Парень никогда не улыбался в ответ и не отвечал, только глаза его поворачивались к ней, едва она входила в комнату, прочее же время он терпеливо глядел на дверь. Трудно уразуметь, изменилось ли в нем что-то, но выздоравливало не только израненное тело.
Так и настал тот день — Продды сидели за ужином (сами они звали его обедом) — когда внутри Джековой комнаты послышались звуки. Обменявшись взглядом с женой, Продд приподнялся и распахнул дверь.
— Ну-ну, посиди, в таком виде нельзя выходить. Ма, брось-ка ему мою запасную робу.
Он был слаб и на ногах держался с трудом, но все же стоял. Ему помогли добраться до стула, он сел, тупо уставившись в одну точку пустыми глазами. Миссис Продд вывела его из этого состояния запахом пищи, поднеся под нос полную ложку. Взяв ее в свой широкий кулак, он втянул ложку в рот и поглядел на миссис Продд мимо ладони. Потрепав его по плечу, она сказала, что все прекрасно и он великолепно справляется с делом.
— Ну, Ма, что ж ты его за двухлетку считаешь?
— откликнулся Продд. Должно быть, эти глаза снова смутили его.
Она остановила мужа движением ладони. Все поняв, он не стал продолжать. Только ночью, когда он думал уже, что она спит, жена внезапно сказала:
— Да, Продд. Придется считать его двухлеткой. Хорошо, если не меньше.
— Как так?
— Начнем все с начала… Будто он малыш, — ответила жена.
Муж притих и после долгих раздумий спросил:
— А как назовем?
— Только не Джеком! — встрепенулась она.
Он согласно буркнул, не зная, что и сказать.

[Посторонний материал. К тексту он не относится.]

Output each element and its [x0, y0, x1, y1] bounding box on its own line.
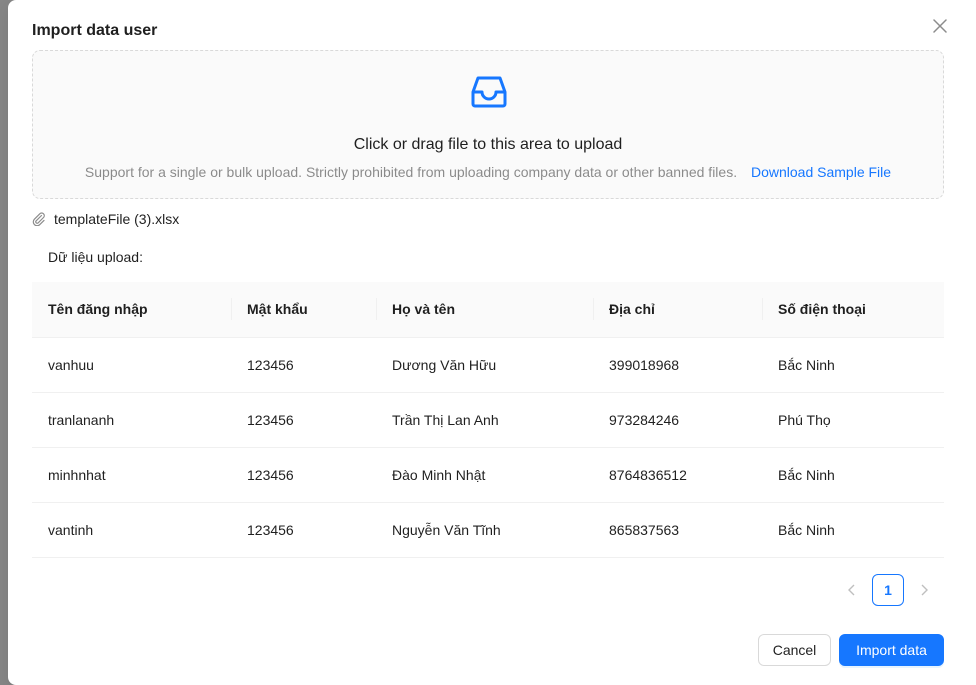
table-cell: Phú Thọ [762, 392, 944, 448]
inbox-icon [471, 76, 507, 108]
table-cell: 8764836512 [593, 447, 762, 503]
close-button[interactable] [926, 14, 954, 38]
column-header-phone: Số điện thoại [762, 282, 944, 338]
modal-title: Import data user [32, 22, 158, 39]
next-page-button[interactable] [908, 574, 940, 606]
upload-hint-text: Support for a single or bulk upload. Str… [84, 164, 738, 180]
table-row: minhnhat 123456 Đào Minh Nhật 8764836512… [32, 447, 944, 503]
table-row: vanhuu 123456 Dương Văn Hữu 399018968 Bắ… [32, 337, 944, 393]
table-cell: Trần Thị Lan Anh [376, 392, 593, 448]
pagination: 1 [836, 574, 940, 606]
prev-page-button[interactable] [836, 574, 868, 606]
table-cell: Bắc Ninh [762, 337, 944, 393]
table-cell: 123456 [231, 447, 376, 503]
table-cell: minhnhat [32, 447, 231, 503]
table-cell: 123456 [231, 392, 376, 448]
table-row: vantinh 123456 Nguyễn Văn Tĩnh 865837563… [32, 502, 944, 558]
table-cell: Bắc Ninh [762, 502, 944, 558]
import-modal: Import data user Click or drag file to t… [8, 0, 976, 685]
upload-text: Click or drag file to this area to uploa… [353, 136, 623, 153]
uploaded-file-item[interactable]: templateFile (3).xlsx [32, 208, 179, 230]
download-sample-link[interactable]: Download Sample File [751, 164, 891, 180]
table-cell: Nguyễn Văn Tĩnh [376, 502, 593, 558]
column-header-username: Tên đăng nhập [32, 282, 231, 338]
column-header-password: Mật khẩu [231, 282, 376, 338]
cancel-button[interactable]: Cancel [758, 634, 831, 666]
table-cell: 865837563 [593, 502, 762, 558]
table-cell: Bắc Ninh [762, 447, 944, 503]
column-header-address: Địa chỉ [593, 282, 762, 338]
table-cell: vanhuu [32, 337, 231, 393]
table-cell: 973284246 [593, 392, 762, 448]
uploaded-file-name: templateFile (3).xlsx [54, 211, 180, 227]
table-cell: Dương Văn Hữu [376, 337, 593, 393]
chevron-right-icon [921, 584, 928, 596]
table-cell: 123456 [231, 502, 376, 558]
upload-data-table: Tên đăng nhập Mật khẩu Họ và tên Địa chỉ… [32, 282, 944, 558]
chevron-left-icon [848, 584, 855, 596]
table-cell: vantinh [32, 502, 231, 558]
close-icon [933, 19, 947, 33]
table-cell: tranlananh [32, 392, 231, 448]
table-cell: 399018968 [593, 337, 762, 393]
table-row: tranlananh 123456 Trần Thị Lan Anh 97328… [32, 392, 944, 448]
data-upload-label: Dữ liệu upload: [48, 249, 143, 265]
upload-hint: Support for a single or bulk upload. Str… [33, 163, 943, 181]
upload-dropzone[interactable]: Click or drag file to this area to uploa… [32, 50, 944, 199]
import-data-button[interactable]: Import data [839, 634, 944, 666]
page-number-1[interactable]: 1 [872, 574, 904, 606]
table-header-row: Tên đăng nhập Mật khẩu Họ và tên Địa chỉ… [32, 282, 944, 338]
paperclip-icon [32, 212, 45, 226]
table-cell: Đào Minh Nhật [376, 447, 593, 503]
table-cell: 123456 [231, 337, 376, 393]
column-header-fullname: Họ và tên [376, 282, 593, 338]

— Подумаем еще, — проговорила она, — у него ведь наверняка есть имя. Зачем ему новое? Придется подождать. Он вернется и вспомнит его.
А потом пошли чудеса.
Однажды Продд с трудом вытаскивал из амбара длинный брус двенадцать на двенадцать, а с другого конца его подхватили две сильные руки. В другой раз парень, заметив возле насоса полное ведро, занес воду в дом. Впрочем, орудовать рукояткой насоса он обучился не скоро.
Когда он прожил у них ровно год, миссис Продд припомнила дату и испекла пирог. Повинуясь какому-то порыву, она воткнула в него четыре свечи. Продды, сияя, глядели на своего подопечного, а он не отводил взгляда от четырех язычков пламени. Странные глаза эти вдруг притянули сперва ее, а потом и Продда.
— А ну, задуй-ка, сынок.
Он все понял и, нагнув голову, дунул. Смеясь от радости, они окружили его. Продд похлопал его по плечу, а миссис Продд поцеловала в щеку.
Что-то повернулось в нем. Мерзлое горе растаяло и хлынуло потоком: он заплакал.
Такие же громкие рыдания год назад навели на него Продда в сумраке леса. Обхватив руками его голову, миссис Продд принялась ворковать, утешая односложными звуками. Появившийся возле Продд нерешительно потянулся к его волосам, но потом передумал, ограничившись растерянным:
— Ну, ну… ну же.
Наконец рыдания прекратились. Он озирался, хлюпая носом, что-то новое появилось в его лице. Словно исчезла маска, на которую была натянута кожа лица.
В тот вечер, рыдая, он осознал, что способен, если захочет, понять тех, кто окружает его. Подобное случалось и прежде — налетало, как дуновение ветра. И он принялся вертеть и крутить это знание перед внутренним взором. Звуки, именуемые речью, пока ничего не значили для него, но он уже научился выделять слова, что были обращены к нему, отличать их от тех, которые его не касались. Он так и не научился слушать других: понятия сами собой вползали в его голову и были настолько неясны, что облекать их в слова он учился с большим трудом.
— Как тебя звать-то? — однажды спросил его Продд. Они как раз переливали воду из цистерны в поилку, и вид бьющей струи приворожил идиота. Вопрос вырвал его из глубин созерцания. Подняв глаза, он встретился взглядом с Проддом.
Имя. Сущность. Имя и есть я, все, что я делал, чем был и что узнал.
И все это было где-то близко, ожидая единого символа — имени. Все скитания, голод, потеря и то, что хуже потери…
Все один.
Он попытался выразить это словами. Концепцию и лексику он почерпнул у Продда, а заодно и произношение. Но понять — одно, осмыслить — другое, а физически выговорить звуки — третье. Окостенелый язык его шевельнулся сапожной подметкой, гортань задудела заржавелым свистком. Губы задергались.